A old TV with the cord stretched out on the table

Storytelling is powerful. Stories contain the potential to enlighten, expose and liberate, but they also possess the capacity to distort, exclude and corrupt. Stories shape our beliefs about the world. Because of this, learning to diversify the media you read and listen to is incredibly significant.

For example, before I read the novel “Purple Hibiscus” by Chimamanda Adichie, I had a limited view of Africa, one that projected my own notions of poverty, corruption and antiquity onto the continent. This book, along with several other revolutionary books by Adichie, allowed me to see the complexity, liveliness and wealth within the country of Nigeria. 

Actively diversifying the media we watch, read and listen to heightens the potential to stretch our empathy. Consuming diverse stories grants us the privilege of walking in another person’s shoes where context reigns, and we are able to humanize the person we see as “other”—whether it be “other” race, “other” political opinion, “other” country of origin or “other” socio-economic background.
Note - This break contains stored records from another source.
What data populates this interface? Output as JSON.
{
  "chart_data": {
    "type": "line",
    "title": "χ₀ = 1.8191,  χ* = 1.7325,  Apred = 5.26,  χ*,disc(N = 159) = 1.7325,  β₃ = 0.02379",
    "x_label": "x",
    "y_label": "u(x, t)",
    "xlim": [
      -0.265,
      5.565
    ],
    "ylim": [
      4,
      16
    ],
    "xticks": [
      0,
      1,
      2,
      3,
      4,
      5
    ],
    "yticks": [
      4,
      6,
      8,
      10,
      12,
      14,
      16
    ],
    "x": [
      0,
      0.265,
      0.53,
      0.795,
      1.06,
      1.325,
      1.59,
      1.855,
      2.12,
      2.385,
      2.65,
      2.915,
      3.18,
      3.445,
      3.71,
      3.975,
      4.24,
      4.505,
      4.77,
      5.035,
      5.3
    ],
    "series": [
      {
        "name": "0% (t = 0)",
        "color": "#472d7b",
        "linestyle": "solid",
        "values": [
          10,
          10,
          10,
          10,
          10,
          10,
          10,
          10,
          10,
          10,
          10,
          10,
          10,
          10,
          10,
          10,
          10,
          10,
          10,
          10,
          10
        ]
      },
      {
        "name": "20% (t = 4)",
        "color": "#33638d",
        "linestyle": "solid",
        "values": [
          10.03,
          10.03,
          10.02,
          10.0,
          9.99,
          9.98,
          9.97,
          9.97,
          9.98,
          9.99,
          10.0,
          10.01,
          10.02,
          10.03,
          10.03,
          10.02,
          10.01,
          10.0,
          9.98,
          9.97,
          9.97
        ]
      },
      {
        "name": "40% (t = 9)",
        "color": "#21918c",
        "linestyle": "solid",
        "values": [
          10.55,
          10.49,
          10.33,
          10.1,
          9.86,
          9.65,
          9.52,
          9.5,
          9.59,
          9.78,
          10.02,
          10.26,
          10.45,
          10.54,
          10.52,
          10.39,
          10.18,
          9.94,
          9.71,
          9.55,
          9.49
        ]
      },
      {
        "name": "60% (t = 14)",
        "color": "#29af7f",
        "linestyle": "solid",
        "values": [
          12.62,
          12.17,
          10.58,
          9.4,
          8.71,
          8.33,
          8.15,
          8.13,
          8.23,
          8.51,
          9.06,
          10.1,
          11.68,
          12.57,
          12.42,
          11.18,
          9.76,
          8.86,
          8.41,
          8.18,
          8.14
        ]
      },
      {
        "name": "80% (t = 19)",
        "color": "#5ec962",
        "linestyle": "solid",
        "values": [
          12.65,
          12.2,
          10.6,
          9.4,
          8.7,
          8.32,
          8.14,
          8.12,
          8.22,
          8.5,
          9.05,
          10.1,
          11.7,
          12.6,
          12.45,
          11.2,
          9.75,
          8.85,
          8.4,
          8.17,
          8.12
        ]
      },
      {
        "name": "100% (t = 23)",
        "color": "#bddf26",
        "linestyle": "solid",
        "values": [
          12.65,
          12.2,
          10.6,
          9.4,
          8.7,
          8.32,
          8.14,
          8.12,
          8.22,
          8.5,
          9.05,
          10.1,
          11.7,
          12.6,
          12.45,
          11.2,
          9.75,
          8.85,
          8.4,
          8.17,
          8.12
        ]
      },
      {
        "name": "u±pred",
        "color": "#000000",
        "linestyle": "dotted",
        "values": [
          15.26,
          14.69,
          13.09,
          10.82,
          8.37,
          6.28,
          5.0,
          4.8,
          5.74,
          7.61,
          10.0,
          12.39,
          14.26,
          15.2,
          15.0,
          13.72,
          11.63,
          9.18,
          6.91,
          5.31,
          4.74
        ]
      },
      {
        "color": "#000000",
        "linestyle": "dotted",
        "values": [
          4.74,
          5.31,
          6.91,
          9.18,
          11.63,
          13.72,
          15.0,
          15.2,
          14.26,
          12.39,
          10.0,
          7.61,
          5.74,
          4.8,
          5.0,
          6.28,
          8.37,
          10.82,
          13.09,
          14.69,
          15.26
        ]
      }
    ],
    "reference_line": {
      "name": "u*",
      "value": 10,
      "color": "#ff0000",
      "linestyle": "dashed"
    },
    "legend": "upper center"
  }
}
Actively diversifying the media we watch, read and listen to heightens the potential to stretch our empathy.

Here are the steps I’m taking to actively diversify my media and to grow my perspective of the world:

Be present.

Consuming media is typically a passive activity, but perhaps, it’s time to make it an intentional one. Next time you sit down to binge a Netflix show or listen to your favorite podcast, try asking yourself: What voices are missing in my media? What kinds of subjects and topics do I gravitate toward? Are there groups of people often underrepresented? 

Be present with yourself, and don’t be afraid to turn on your inner dialogue. Maybe take note of the creators behind the media you consume. For instance, if you read a book that centers on an impoverished family living in Central America, then research whether or not the author has first-hand knowledge or experience living in poverty. Use your answers to these questions to guide what kinds of stories you choose next.  

Step outside of your personal context and comfort zone.

Without a doubt, I have my own go-to narratives. One of my favorite movies is “La La Land.” I adore this musical with its moving storyline, spunky color theme and catchy songs. Although it’s a wonderful film, the creators of La La Land rightfully received extensive backlash for their depiction of jazz music, which is so deeply rooted in African American culture and history. This is why we need alternative narrative views to fully paint the picture, but searching for these narratives may require sacrifice and, most definitely, stretching beyond what is familiar or comfortable.

We need alternative narrative views to fully paint the picture.

Read two or three news articles each day from a news outlet with a different political leaning than your own. Read a book by an author who lives in a country you know little about. Follow someone on Instagram whose posts challenge you to pause and think. Watch a documentary that presents a new take on a historical event you learned about in high school.  

Opportunities to engage with diverse media abound. Soon you may find that the further you engage with different stories, the more lively, multi-dimensional and informed your view of the world will be.

Reflect and go deeper.

I challenge you to resist stopping at this point. Take it one step further! 

Journal a few sentences about how and why a story changed your mind. Invite those closest to you on this journey by watching a movie together that sparks lively discussion. Dive into conversations with people in your community and learn about their backgrounds. Research a story that fascinates you. Speak up when someone presents a limiting view of a person or certain culture.  

After taking those initial steps away from all that is familiar and comfortable, I encourage you to work on making this second-nature. Diverse stories subvert our expectations again and again, reminding us to remain open and curious. Diversifying our media, although initially difficult, gives us a glimpse into the way the world is supposed to be—a mosaic of experiences and stories that deepen our understanding of one another. 

Diversifying our media creates a mosaic of valued experiences and stories that deepen our understanding of one another. 

Intentionally cultivating a diverse list of media sources only enriches your daily life, and it gives you greater insight into the lives of those around you. Need somewhere to start? Here are a few movies, TV shows, books and podcasts I’m currently loving! 

“The Beekeeper of Aleppo” by Christy Lefteri (novel)
“On My Block” (TV Show, Netflix)
“The Hate U Give” by Angie Thomas (novel and film)
“This American Life” (podcast)
“The Weight of All Things” by Sandra Benitez (novel)
“Crazy Rich Asians” (film)
“Code Switch” (podcast)

What are your main sources of media? Would you say you listen to a diverse set of voices via social media, podcasts, online news, etc?